Following the cold open, we move to an undefined East Asian country, where Silva and his team are working on an errant police officer, Li Noor (Iko Uwais). Li arrives at the U.S. embassy with an encrypted hard drive. Once detained, the hard drive immediately begins deconstructing itself, a ticking clock that gives Silva a limited time before the pertinent information contained within is destroyed. (The information is in relation to some shipments of cesium, but this ultimately is not important to the plot of the film).
It is not important to the plot, because this plot is thrown into a chaotic stream of bullets once Li Noor introduces his ultimatum. He wants a safe passage out of the country in exchange for the information on the hard disk. Silva accepts, and begins a high speed pursuit across this vaguely-defined country.
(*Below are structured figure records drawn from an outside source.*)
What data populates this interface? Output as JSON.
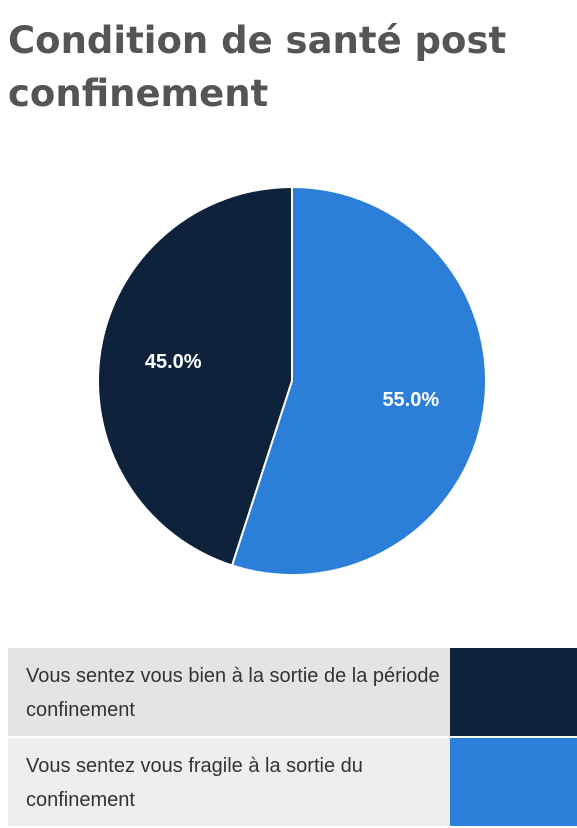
{
  "title": "Condition de santé post confinement",
  "colors": {
    "title": "#555555",
    "slice_1": "#0e223c",
    "slice_2": "#2c7fd9",
    "slice_label": "#ffffff"
  },
  "chart_data": {
    "type": "pie",
    "title": "Condition de santé post confinement",
    "legend_position": "bottom",
    "categories": [
      "Vous sentez vous bien à la sortie de la période confinement",
      "Vous sentez vous fragile à la sortie du confinement"
    ],
    "values": [
      45.0,
      55.0
    ],
    "data_labels": [
      "45.0%",
      "55.0%"
    ],
    "colors": [
      "#0e223c",
      "#2c7fd9"
    ]
  },
  "legend": {
    "items": [
      {
        "label": "Vous sentez vous bien à la sortie de la période confinement",
        "color": "#0e223c"
      },
      {
        "label": "Vous sentez vous fragile à la sortie du confinement",
        "color": "#2c7fd9"
      }
    ]
  }
}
None of the plotting is important, even if the plotting in the first 20 minutes at least presents the promise of a smartly-constructed action thriller. What is important to Wahlberg and director Peter Berg (this is their fourth and least successful collaboration to date) is not the plot, but the sheer amount of violence.
This isn’t to say that violence is a problematic element when discussing the crime thriller, but with Mile 22 violence is used with only the slightest of narrative motivation. There is a character who doesn’t want Li Noor to escape the country. As such, there is a constant onslaught of bullets and explosions that cause impediment to Silva’s journey.
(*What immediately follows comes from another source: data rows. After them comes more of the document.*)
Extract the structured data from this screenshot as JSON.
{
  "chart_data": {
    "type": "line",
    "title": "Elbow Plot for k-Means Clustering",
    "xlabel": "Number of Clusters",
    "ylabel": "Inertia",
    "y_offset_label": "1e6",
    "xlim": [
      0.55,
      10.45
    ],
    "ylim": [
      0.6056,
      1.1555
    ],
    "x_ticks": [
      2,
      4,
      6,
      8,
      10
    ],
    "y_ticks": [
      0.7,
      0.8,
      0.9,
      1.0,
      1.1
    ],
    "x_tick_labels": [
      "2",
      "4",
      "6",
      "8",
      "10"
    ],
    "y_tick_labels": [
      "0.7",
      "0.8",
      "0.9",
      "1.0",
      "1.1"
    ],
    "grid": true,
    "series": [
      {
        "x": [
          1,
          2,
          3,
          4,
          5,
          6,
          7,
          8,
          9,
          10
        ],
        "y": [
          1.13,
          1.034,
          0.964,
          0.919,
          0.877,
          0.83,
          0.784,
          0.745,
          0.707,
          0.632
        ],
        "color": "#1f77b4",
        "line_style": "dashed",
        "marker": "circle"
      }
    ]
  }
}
The film sets up characters in the first act. Which is to say, the film pretends to try in the first act. These characters mean little once the ultimatum is executed. Like a video game, our characters are given health meters that rapidly deplete as necessary in order to create what one might call tension. With an apathetic shrug, Berg asks us to care about these characters as they bleed out or shoot mercilessly at a barrage of faceless villains, as if a shrinking blood pressure meter is enough for us to feel sympathy.
Meanwhile, the film barrels forward as if the end game of the plot is something the audience is relishing. But what in the script has illustrated for us a reason to care about Silva’s efforts to get Li to a chopper? Whatever the reason is, I couldn’t find it.
Mile 22 is a tired, trigger-happy action film that packs in the bloodshed as if it will help us forget about the lack of narrative. After a short act lazily attempting to set up stakes, the film rapidly devolves to a place of mayhem. It is not a cinematic mayhem, however, but an ugly display of explosions and gunfire caught in tight, shaky closeup. We watch as characters bleed and suffer, for the sake of seemingly nothing more than Mark Wahlberg’s acting career.
All of this leads to a twist that no one could care enough about to see coming. The only positive outcome from this slipshod turn, and indeed the movie as a whole, is the inconceivable invocation of the biggest Mark Wahlberg meme of all time. But we’re not laughing with the movie when it asks to Wahlberg: “say hi to your mother for me.” We’re laughing in bewilderment.
Wahlberg and Berg have made a good pair, depicting heroism in its most red-blooded vein. None of their collaborations are subtle, but they all serve a narrow cinematic purpose in that they rise to some degree of reverence for what it means to be patriotic in today’s society.
With Mile 22, it is difficult to understand what the two were thinking. Lacking still is the subtlety, but missing also is the blind heroism that gave their other films, if little else, energy. Instead, we are given a nihilistic onslaught of grizzled violence that is neither justified nor dignified by the story that accompanies it.
In short, it is a grimy film with little to say for itself.